II- Os agentes da polícia criminal só estão impedidos de depor como testemunhas quando tenham ouvido em declarações os arguidos e pretendam referir-se ao conteúdo delas. Se se referirem, haverá violação da proibição legal contida no artigo 356, n. 7, do CPP.
III- O que a lei pretende impedir ou evitar é que, tendo-se o arguido recusado, como é seu direito - artigo 343, n. 1, do CPP - a prestar declarações, se defraudasse esse direito fazendo ouvir as pessoas que lhe tomaram declarações para elas contarem aquilo que o arguido narrou e se recusara em audiência a narrar de novo pessoalmente.
IV- São legítimas as declarações do arguido relativamente à participação de outros co-réus e à licitude do seu aproveitamento pelo tribunal recorrido para, com base nelas, se inclinar para a condenação destes últimos. Ele tinha toda a vantagem, concedida pela lei, em confessar os factos e descrever, até onde lhe fosse possível, a participação dos outros arguidos porque isso é lícito, desde que convencesse o tribunal (cfr. artigo 31 do DL 15/93, de 22 de Janeiro).
V- Tendo em conta o disposto no artigo 31 do DL 15/93, de 22 de Janeiro, no caso de tráfico de estupefacientes, o agente que nele participe pode ver a pena ser-lhe especialmente atenuada ou até dispensada se auxiliar concretamente as autoridades na recolha de provas decisivas para a indentificação ou captura de outros responsáveis. O que a lei não aceita para efeitos atenuativos é a distinção entre drogas "leves" ou "pesadas" - ou "duras" - porque a medida da pena, em abstracto, quer no caso do haxixe ou no da heroína, p.e.,
é a mesma - artigo 21 do DL acima citado.

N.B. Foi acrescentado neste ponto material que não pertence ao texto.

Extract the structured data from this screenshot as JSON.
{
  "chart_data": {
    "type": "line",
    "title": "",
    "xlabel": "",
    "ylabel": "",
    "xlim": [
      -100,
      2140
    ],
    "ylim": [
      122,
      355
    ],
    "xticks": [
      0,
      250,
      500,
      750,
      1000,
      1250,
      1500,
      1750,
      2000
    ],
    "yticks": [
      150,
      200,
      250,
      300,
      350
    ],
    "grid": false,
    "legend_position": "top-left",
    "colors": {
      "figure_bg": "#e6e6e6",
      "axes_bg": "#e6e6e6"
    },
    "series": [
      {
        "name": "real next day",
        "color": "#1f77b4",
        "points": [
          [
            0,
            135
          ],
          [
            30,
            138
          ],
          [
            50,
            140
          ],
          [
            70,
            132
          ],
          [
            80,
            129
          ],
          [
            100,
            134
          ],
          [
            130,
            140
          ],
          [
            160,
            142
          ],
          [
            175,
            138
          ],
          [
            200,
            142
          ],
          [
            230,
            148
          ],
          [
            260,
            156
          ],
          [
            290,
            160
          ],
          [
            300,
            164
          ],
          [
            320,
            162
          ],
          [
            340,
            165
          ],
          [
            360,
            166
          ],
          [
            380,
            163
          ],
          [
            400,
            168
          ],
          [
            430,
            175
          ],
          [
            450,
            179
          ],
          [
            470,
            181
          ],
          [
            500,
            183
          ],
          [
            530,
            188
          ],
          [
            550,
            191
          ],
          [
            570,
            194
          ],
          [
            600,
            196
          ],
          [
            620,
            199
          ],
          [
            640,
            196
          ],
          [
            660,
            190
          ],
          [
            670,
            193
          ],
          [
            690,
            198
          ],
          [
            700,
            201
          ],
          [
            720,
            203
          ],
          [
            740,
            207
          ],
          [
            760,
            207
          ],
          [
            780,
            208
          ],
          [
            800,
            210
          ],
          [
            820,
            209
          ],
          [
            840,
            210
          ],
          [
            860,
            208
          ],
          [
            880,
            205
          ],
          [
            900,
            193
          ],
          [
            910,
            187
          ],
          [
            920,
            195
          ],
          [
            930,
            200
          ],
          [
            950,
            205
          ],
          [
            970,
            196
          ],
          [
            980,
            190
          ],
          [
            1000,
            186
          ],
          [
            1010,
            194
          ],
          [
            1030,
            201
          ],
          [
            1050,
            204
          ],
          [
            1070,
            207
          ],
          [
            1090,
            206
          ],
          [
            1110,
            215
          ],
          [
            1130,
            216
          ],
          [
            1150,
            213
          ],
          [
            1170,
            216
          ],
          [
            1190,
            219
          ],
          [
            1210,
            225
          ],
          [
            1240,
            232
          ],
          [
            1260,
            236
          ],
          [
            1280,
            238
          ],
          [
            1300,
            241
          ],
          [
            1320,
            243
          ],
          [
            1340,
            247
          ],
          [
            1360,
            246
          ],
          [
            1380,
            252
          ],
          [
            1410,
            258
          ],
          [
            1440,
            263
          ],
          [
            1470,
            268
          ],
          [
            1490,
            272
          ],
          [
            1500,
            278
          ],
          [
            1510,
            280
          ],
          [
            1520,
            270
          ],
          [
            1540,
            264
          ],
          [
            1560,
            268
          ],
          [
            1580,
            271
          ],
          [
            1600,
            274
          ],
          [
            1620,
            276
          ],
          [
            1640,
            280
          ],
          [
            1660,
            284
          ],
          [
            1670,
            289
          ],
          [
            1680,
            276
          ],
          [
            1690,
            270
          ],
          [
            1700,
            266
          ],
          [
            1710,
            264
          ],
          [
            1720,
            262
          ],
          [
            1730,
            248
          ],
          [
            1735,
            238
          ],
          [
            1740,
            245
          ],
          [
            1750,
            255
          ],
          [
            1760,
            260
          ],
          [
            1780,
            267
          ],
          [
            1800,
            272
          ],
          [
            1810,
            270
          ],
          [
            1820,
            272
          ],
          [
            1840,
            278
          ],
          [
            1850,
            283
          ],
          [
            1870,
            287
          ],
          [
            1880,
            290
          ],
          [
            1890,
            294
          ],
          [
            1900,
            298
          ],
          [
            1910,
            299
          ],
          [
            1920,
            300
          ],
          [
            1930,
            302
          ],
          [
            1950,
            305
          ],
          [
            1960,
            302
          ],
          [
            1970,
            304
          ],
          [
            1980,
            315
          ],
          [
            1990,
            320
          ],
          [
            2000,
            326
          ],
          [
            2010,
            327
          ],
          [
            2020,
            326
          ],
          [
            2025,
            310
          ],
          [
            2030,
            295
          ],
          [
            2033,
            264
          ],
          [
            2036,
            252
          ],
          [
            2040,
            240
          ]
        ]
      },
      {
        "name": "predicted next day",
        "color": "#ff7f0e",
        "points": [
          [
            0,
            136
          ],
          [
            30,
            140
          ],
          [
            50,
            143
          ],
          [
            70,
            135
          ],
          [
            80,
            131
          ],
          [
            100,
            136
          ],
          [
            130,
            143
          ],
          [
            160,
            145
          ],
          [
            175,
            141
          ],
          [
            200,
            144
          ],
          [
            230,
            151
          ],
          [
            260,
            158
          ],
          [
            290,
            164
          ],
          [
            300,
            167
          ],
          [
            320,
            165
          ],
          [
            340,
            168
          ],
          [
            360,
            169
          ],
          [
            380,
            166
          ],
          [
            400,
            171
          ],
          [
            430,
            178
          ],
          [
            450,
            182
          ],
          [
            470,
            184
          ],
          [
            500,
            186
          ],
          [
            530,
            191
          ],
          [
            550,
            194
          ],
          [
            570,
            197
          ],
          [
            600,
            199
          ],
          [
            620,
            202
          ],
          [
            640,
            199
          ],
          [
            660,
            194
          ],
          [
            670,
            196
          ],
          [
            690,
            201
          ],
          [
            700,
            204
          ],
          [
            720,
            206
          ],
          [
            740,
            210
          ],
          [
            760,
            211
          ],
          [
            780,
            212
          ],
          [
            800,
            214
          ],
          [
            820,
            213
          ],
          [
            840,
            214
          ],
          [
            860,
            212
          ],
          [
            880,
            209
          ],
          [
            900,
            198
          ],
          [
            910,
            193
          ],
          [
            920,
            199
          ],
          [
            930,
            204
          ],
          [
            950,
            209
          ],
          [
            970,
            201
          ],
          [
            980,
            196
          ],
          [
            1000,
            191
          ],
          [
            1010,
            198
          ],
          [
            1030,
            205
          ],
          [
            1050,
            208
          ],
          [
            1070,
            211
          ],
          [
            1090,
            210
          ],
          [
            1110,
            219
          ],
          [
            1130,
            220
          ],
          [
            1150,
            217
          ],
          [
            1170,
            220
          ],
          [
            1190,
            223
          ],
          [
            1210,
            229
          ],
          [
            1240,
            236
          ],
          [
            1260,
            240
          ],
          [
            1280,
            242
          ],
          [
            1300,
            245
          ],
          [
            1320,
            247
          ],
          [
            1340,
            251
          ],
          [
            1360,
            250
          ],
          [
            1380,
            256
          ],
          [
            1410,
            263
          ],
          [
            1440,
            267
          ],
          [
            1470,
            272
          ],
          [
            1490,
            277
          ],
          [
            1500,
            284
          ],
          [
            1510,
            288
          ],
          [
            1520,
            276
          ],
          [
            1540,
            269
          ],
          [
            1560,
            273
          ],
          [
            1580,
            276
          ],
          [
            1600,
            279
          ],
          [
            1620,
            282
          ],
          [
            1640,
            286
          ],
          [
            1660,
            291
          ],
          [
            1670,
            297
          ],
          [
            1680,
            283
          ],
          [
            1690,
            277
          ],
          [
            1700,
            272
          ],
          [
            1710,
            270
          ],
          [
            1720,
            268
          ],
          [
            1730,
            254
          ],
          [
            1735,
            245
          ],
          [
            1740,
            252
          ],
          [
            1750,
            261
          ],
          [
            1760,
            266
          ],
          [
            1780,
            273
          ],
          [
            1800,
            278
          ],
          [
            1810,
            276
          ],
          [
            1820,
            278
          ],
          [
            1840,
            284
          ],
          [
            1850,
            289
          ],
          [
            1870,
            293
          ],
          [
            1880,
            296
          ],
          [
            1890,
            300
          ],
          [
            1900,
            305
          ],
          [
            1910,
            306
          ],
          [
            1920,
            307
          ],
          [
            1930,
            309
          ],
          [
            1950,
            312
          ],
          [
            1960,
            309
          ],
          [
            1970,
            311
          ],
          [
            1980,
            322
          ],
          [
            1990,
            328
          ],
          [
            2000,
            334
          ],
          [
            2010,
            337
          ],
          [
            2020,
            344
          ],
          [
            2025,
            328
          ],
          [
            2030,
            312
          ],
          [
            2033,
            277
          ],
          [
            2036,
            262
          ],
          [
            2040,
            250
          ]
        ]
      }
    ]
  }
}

VI- Não há qualquer irregularidade no facto de o tribunal ter achado decisivos os documentos que enumera na fundamentação da sua sentença para se inclinar para a decisão que adoptou, não tendo tais documentos sido lidos durante a audiência, sendo que esta falta de leitura não é nulidade sanável ou insanável nem tão pouco irregularidade, pois não está expressamente prevista no elenco dos artigos 118 a 123 do CPP nem qualquer artigo deste diploma o exige, designadamente o artigo 356.
VII- O que releva é a causalidade da participação do agente na realização do objectivo mesmo que não seja ele, directamente, a praticar os actos. É o que presume o artigo 26 do CP. A causalidade é, assim, o elemento que se adapta à conduta do agente e o inclui no conceito de autor.